Like the big cats on the Netflix sensation Tiger King, refinances are roaring — while mortgage rates slink back near their lowest levels in history.
As homeowners grab low rates by the tail to cut their monthly house payments, mortgage refinances have rebounded, a trade group says.
For every $100,000 borrowed through a 30-year mortgage in 2020, you pay about $60 a month less than you would with a loan that was taken out early in 2019 when rates were higher, LendingTree chief economist Tendayi Kapfidze said recently.
Homeowners are hot to refinance
Overall mortgage applications rose 15.3% in the week ending March 27, the Mortgage Bankers Association said Wednesday.
The increase was led by a big comeback in demand for refinance loans, as homeowners seized on opportunities to refinance and save. Refi applications surged 26% last week, after tumbling 34% a week earlier.
"Mortgage rates and applications continue to experience significant volatility from the economic and financial market uncertainty caused by the coronavirus crisis," says Joel Kan, the associate vice president of forecasting for the Mortgage Bankers Association, in a news release.
Last week's refinance requests to lenders were up 168% from a year earlier — which means the volume of applications was more than two and a half times heavier than during the same week in 2019.
Meanwhile, applications for so-called purchase loans — to buy homes — sank 10% last week.

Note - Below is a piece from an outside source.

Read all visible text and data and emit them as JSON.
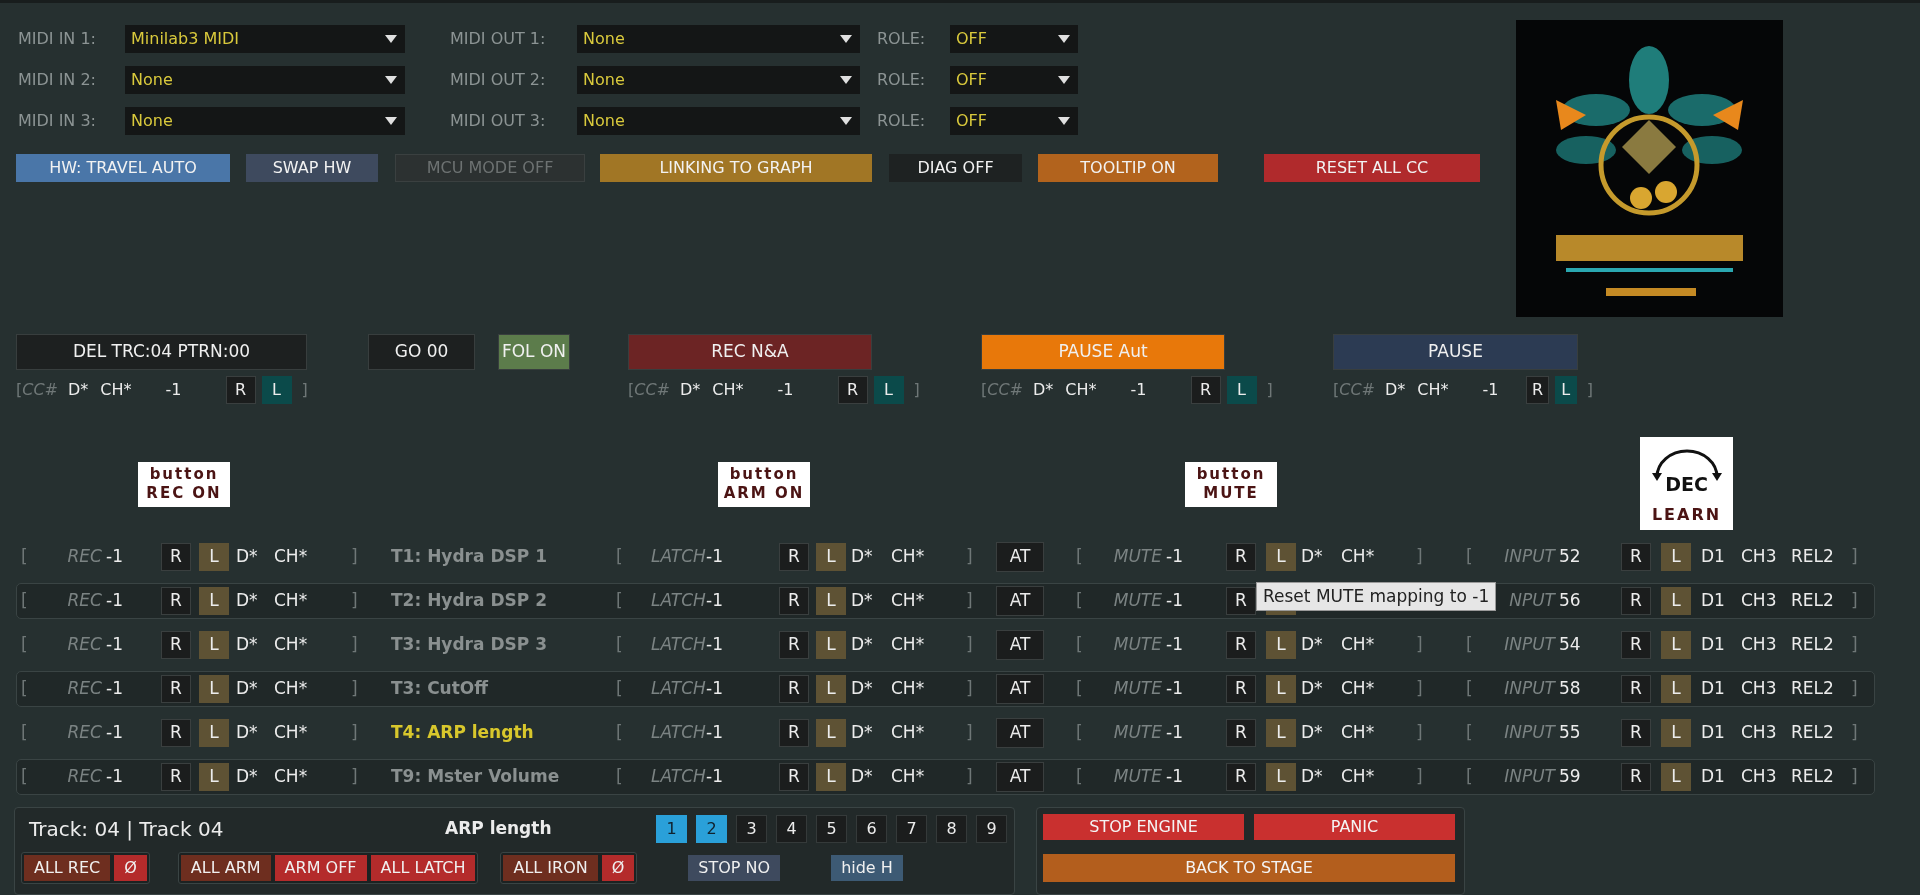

"The bleaker economic outlook, along with the first wave of realized job losses reported in last week's unemployment claims numbers, likely caused potential homebuyers to pull back," Kan says.

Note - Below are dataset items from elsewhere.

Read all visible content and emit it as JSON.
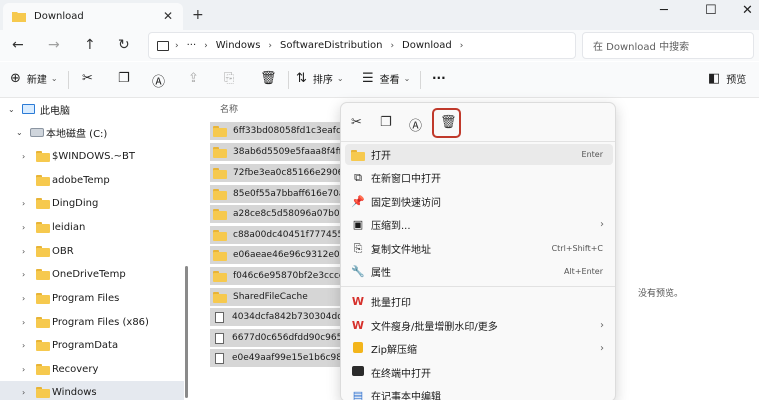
{
  "window": {
    "tab_title": "Download",
    "tab_close": "✕",
    "new_tab": "+",
    "minimize": "─",
    "maximize": "☐",
    "close": "✕"
  },
  "address": {
    "more": "···",
    "crumbs": [
      "Windows",
      "SoftwareDistribution",
      "Download"
    ],
    "separator": "›",
    "search_placeholder": "在 Download 中搜索"
  },
  "toolbar": {
    "new_label": "新建",
    "sort_label": "排序",
    "view_label": "查看",
    "more": "···",
    "preview_label": "预览"
  },
  "nav": {
    "items": [
      {
        "label": "此电脑",
        "type": "pc",
        "expanded": true
      },
      {
        "label": "本地磁盘 (C:)",
        "type": "drive",
        "expanded": true
      },
      {
        "label": "$WINDOWS.~BT",
        "type": "folder"
      },
      {
        "label": "adobeTemp",
        "type": "folder"
      },
      {
        "label": "DingDing",
        "type": "folder"
      },
      {
        "label": "leidian",
        "type": "folder"
      },
      {
        "label": "OBR",
        "type": "folder"
      },
      {
        "label": "OneDriveTemp",
        "type": "folder"
      },
      {
        "label": "Program Files",
        "type": "folder"
      },
      {
        "label": "Program Files (x86)",
        "type": "folder"
      },
      {
        "label": "ProgramData",
        "type": "folder"
      },
      {
        "label": "Recovery",
        "type": "folder"
      },
      {
        "label": "Windows",
        "type": "folder",
        "selected": true
      }
    ]
  },
  "files": {
    "column_name": "名称",
    "rows": [
      {
        "name": "6ff33bd08058fd1c3eafc5c",
        "type": "folder"
      },
      {
        "name": "38ab6d5509e5faaa8f4ff2c",
        "type": "folder"
      },
      {
        "name": "72fbe3ea0c85166e290618",
        "type": "folder"
      },
      {
        "name": "85e0f55a7bbaff616e70a9c",
        "type": "folder"
      },
      {
        "name": "a28ce8c5d58096a07b034c",
        "type": "folder"
      },
      {
        "name": "c88a00dc40451f77745524",
        "type": "folder"
      },
      {
        "name": "e06aeae46e96c9312e04d7",
        "type": "folder"
      },
      {
        "name": "f046c6e95870bf2e3cccc4",
        "type": "folder"
      },
      {
        "name": "SharedFileCache",
        "type": "folder"
      },
      {
        "name": "4034dcfa842b730304ddcf",
        "type": "file"
      },
      {
        "name": "6677d0c656dfdd90c9652",
        "type": "file"
      },
      {
        "name": "e0e49aaf99e15e1b6c9881",
        "type": "file"
      }
    ],
    "no_preview": "没有预览。"
  },
  "context_menu": {
    "items": [
      {
        "label": "打开",
        "shortcut": "Enter",
        "icon": "folder-open-icon"
      },
      {
        "label": "在新窗口中打开",
        "icon": "external-window-icon"
      },
      {
        "label": "固定到快速访问",
        "icon": "pin-icon"
      },
      {
        "label": "压缩到...",
        "icon": "zip-icon",
        "submenu": true
      },
      {
        "label": "复制文件地址",
        "shortcut": "Ctrl+Shift+C",
        "icon": "copy-path-icon"
      },
      {
        "label": "属性",
        "shortcut": "Alt+Enter",
        "icon": "properties-icon"
      },
      {
        "label": "批量打印",
        "icon": "wps-icon"
      },
      {
        "label": "文件瘦身/批量增删水印/更多",
        "icon": "wps-icon",
        "submenu": true
      },
      {
        "label": "Zip解压缩",
        "icon": "zip-icon",
        "submenu": true
      },
      {
        "label": "在终端中打开",
        "icon": "terminal-icon"
      },
      {
        "label": "在记事本中编辑",
        "icon": "notepad-icon"
      }
    ],
    "submenu_glyph": "›"
  }
}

Refinances accounted for a hefty 75.9% of all mortgage activity last week, compared to 69.3% the week before.
Lower rates spark the latest refi rush
As Americans come to grips with coronavirus business closures and layoffs, U.S. homeowners are realizing that falling mortgage rates can allow them to shrink their monthly budgets by refinancing.
Average rates on 30-year fixed-rate mortgages recently hit a record low of 3.29% in the nearly 50-year-old weekly survey from mortgage giant Freddie Mac.

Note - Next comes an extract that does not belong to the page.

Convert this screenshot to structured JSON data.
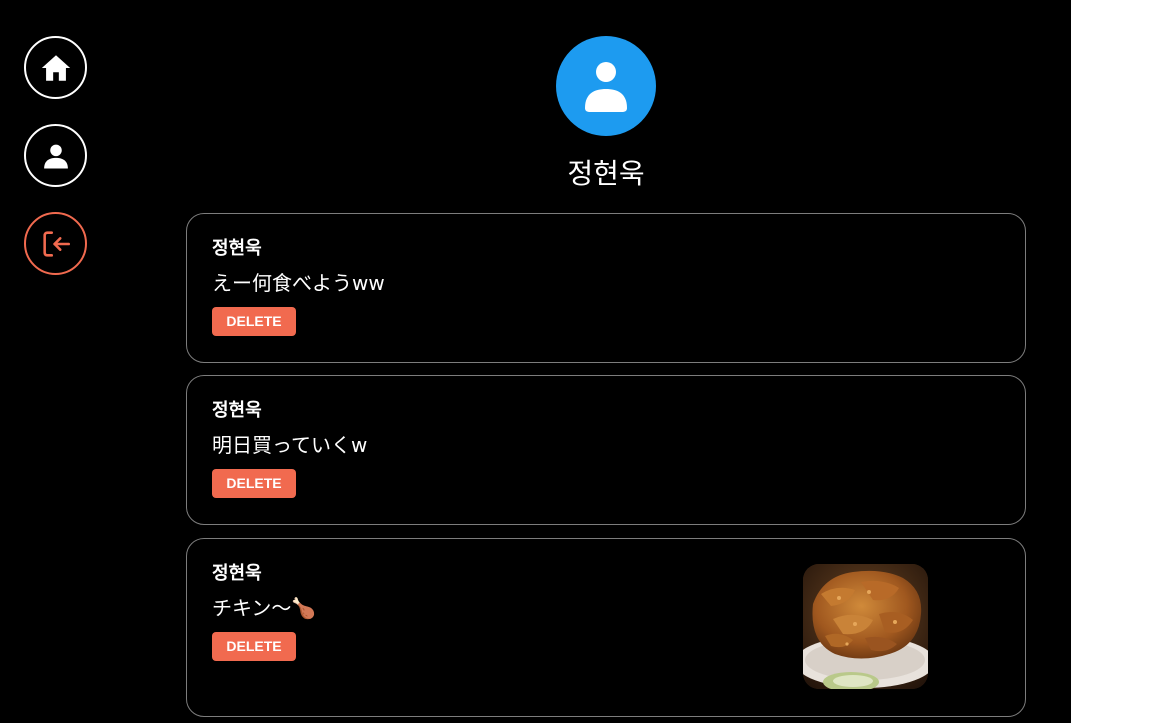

Rates bounced higher for a couple of weeks in mid-March, then dropped to an average 3.50% last week. Freddie Mac releases a fresh mortgage rates update on Thursday.
The Mortgage Bankers Association does its own survey, and Kan says it shows rates have gone back to all-time lows following two weeks of "sizable increases."
Experts say steps taken by the Federal Reserve helped bring the return to lower mortgage rates.
As part of its multipronged economic defense against the coronavirus and its COVID-19 disease, the central bank cut a key short-term interest rate to near zero and indicated it would buy up Treasury bonds and mortgage-backed securities in unlimited quantities.
Freddie Mac's chief economist, Sam Khater, says the federal government's $2 trillion coronavirus relief package also should "provide substantial support to the mortgage markets" as it stimulates the economy.
The measure signed Friday by President Donald Trump includes up to $350 billion in forgivable loans for small businesses, a $500 billion fund to help larger companies and whole industries, up to $1,200 in cash payments for most Americans, and a giant expansion of unemployment benefits.